Abstract

The aim of this study was to determine the extent to which clinical tests of structural characteristics of the foot and ankle could account for variation in the magnitude of regional forces and pressures under the foot during walking in older people. Plantar forces and pressures were obtained from 172 older people (53 men, 119 women) aged 62-96 years (mean 80.0, S.D. 6.4) using a floor-mounted resistive sensor mat system.
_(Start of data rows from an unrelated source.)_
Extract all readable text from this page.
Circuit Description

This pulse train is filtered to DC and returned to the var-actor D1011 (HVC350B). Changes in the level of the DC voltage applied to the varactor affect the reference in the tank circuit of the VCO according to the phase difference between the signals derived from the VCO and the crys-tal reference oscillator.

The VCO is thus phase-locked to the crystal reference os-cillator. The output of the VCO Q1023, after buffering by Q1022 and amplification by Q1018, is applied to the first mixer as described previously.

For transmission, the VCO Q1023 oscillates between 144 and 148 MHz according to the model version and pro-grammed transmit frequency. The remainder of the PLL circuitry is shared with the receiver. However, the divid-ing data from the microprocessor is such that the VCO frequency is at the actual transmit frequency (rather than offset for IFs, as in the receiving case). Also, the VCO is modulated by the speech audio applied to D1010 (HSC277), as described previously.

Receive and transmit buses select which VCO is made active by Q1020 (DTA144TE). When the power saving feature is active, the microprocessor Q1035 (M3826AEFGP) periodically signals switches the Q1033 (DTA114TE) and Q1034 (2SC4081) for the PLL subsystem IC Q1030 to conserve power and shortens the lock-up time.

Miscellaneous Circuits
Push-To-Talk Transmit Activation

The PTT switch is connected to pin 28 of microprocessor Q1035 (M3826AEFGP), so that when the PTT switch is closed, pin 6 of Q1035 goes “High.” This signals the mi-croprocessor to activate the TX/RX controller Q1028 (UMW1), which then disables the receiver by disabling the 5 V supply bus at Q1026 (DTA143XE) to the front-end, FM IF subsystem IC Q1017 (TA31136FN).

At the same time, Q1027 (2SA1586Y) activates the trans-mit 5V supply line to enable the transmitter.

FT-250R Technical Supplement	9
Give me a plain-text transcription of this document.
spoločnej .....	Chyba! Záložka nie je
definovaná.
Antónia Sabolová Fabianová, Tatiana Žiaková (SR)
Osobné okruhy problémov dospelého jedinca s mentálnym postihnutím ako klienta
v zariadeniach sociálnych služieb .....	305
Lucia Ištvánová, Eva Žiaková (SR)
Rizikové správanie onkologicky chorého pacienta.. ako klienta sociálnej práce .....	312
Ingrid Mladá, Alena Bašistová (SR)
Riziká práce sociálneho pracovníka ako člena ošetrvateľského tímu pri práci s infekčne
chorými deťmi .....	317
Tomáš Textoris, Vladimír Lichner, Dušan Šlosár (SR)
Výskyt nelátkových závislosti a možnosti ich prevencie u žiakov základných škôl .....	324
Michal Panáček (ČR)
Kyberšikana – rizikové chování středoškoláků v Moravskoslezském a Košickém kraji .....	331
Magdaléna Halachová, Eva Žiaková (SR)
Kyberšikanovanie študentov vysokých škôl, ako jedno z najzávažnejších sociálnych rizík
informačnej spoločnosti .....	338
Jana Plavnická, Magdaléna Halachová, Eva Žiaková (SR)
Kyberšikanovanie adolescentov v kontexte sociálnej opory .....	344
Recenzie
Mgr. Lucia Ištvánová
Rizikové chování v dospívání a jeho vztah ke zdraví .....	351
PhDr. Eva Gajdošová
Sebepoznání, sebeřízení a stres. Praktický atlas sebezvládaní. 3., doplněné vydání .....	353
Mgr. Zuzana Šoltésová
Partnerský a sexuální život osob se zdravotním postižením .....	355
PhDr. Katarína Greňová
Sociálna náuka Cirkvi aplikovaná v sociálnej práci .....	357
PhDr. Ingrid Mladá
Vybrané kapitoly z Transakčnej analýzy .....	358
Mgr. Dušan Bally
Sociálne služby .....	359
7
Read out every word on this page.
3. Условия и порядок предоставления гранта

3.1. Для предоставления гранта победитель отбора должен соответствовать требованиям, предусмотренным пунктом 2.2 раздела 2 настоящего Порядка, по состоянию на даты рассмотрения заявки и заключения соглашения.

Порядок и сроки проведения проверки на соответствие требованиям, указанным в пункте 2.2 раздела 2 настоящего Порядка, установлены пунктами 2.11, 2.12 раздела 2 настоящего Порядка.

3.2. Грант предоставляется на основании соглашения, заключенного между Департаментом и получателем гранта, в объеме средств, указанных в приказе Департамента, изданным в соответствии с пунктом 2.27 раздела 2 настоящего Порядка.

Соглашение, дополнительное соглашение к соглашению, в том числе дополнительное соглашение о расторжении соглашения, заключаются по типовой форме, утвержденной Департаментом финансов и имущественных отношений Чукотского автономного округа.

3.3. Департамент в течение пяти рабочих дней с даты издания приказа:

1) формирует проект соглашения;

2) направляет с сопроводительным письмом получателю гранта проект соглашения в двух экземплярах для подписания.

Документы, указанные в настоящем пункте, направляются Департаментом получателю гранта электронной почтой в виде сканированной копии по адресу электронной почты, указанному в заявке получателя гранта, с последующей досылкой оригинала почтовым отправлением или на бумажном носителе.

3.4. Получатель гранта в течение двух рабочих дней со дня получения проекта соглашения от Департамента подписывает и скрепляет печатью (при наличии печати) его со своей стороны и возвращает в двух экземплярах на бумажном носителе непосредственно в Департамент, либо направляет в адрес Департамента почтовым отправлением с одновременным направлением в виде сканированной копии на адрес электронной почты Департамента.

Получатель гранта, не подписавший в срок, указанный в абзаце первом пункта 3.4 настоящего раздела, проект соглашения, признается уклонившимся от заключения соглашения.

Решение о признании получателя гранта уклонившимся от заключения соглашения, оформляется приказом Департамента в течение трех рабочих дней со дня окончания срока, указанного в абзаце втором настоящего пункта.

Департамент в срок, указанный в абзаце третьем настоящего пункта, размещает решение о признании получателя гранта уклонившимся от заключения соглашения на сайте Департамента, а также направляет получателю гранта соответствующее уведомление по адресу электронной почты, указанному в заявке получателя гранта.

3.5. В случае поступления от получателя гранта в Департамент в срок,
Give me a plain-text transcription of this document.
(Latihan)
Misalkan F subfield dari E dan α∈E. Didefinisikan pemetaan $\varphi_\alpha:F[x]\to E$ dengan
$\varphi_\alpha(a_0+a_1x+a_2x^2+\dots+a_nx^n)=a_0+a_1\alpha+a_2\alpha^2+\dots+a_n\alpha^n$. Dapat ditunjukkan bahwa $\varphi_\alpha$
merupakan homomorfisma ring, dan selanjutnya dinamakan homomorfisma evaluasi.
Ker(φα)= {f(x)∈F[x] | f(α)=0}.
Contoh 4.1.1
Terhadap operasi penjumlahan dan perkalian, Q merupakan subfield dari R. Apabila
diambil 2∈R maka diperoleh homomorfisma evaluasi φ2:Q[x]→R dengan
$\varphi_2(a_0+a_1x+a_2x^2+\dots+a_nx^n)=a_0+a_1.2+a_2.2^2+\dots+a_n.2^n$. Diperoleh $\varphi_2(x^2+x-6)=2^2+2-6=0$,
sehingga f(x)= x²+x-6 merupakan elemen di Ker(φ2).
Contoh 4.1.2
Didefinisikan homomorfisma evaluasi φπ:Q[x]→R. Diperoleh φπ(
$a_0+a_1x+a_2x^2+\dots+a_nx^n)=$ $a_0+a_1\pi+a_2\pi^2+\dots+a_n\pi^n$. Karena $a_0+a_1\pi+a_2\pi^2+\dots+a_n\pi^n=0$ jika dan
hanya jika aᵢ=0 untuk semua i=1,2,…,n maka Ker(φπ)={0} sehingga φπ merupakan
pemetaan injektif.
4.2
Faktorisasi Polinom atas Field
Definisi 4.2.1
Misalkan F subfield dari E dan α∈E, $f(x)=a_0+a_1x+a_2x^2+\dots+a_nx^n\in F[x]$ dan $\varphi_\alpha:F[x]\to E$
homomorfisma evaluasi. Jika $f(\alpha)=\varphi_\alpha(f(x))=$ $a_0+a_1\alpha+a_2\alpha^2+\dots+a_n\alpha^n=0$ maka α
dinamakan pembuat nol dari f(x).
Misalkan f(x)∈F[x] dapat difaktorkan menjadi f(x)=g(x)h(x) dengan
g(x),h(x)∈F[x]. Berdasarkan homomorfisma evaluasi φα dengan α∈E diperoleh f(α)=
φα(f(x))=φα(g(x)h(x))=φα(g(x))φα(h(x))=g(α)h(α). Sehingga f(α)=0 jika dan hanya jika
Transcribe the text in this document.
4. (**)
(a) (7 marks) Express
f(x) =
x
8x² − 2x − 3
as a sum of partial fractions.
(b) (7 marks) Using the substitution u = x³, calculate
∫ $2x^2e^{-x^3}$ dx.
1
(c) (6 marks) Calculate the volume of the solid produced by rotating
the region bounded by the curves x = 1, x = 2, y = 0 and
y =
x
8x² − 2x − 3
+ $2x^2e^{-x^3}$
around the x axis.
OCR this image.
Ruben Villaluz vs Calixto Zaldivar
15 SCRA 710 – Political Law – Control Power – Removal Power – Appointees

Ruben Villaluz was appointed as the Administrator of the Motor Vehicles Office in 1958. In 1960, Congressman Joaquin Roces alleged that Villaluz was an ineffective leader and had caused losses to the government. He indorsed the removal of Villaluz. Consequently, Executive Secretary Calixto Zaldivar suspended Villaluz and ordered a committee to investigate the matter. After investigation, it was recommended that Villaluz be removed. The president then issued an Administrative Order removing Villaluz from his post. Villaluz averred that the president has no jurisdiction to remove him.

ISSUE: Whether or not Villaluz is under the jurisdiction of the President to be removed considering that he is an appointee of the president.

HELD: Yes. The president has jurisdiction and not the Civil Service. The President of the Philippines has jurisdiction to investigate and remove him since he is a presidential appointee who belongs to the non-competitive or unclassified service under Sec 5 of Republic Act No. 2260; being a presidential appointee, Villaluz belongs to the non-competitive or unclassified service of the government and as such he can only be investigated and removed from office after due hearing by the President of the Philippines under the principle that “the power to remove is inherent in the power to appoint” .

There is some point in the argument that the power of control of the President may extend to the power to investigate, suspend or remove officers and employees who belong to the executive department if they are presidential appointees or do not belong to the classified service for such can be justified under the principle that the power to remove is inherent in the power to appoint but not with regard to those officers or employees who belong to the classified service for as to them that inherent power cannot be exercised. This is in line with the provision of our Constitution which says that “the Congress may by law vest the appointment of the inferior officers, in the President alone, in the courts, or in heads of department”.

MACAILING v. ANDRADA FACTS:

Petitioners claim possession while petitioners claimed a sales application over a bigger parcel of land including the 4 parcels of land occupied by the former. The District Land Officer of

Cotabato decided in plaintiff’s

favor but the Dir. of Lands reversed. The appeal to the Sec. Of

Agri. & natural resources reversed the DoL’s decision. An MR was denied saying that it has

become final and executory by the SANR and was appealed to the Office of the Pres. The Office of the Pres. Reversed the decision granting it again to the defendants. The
Subjects also completed tests of foot posture, range of motion, strength, sensation and toe deformity. Multiple regression analysis was then used to determine which clinical variables were most strongly correlated with plantar forces and pressures. Maximum forces and peak pressures under most regions of the foot were largely explained by differences in bodyweight, with some important exceptions. Loading under the midfoot was associated with the arch index, loading under the first metatarsophalangeal joint (1st MPJ) was associated with 1st MPJ range of motion, and loading under the hallux was associated with hallux plantarflexor strength, 1st MPJ range of motion and the degree of hallux valgus deformity. Clinical measurements accounted for 13-53% of the variance in maximum force and 4-40% of the variance in peak pressures. These findings indicate that structural foot and ankle characteristics identified from clinical measurements can explain some key aspects of plantar loading patterns of the foot. This information provides further insights into the dynamic function of the foot, which might assist in the development of interventions for pressure-related foot complaints in older people.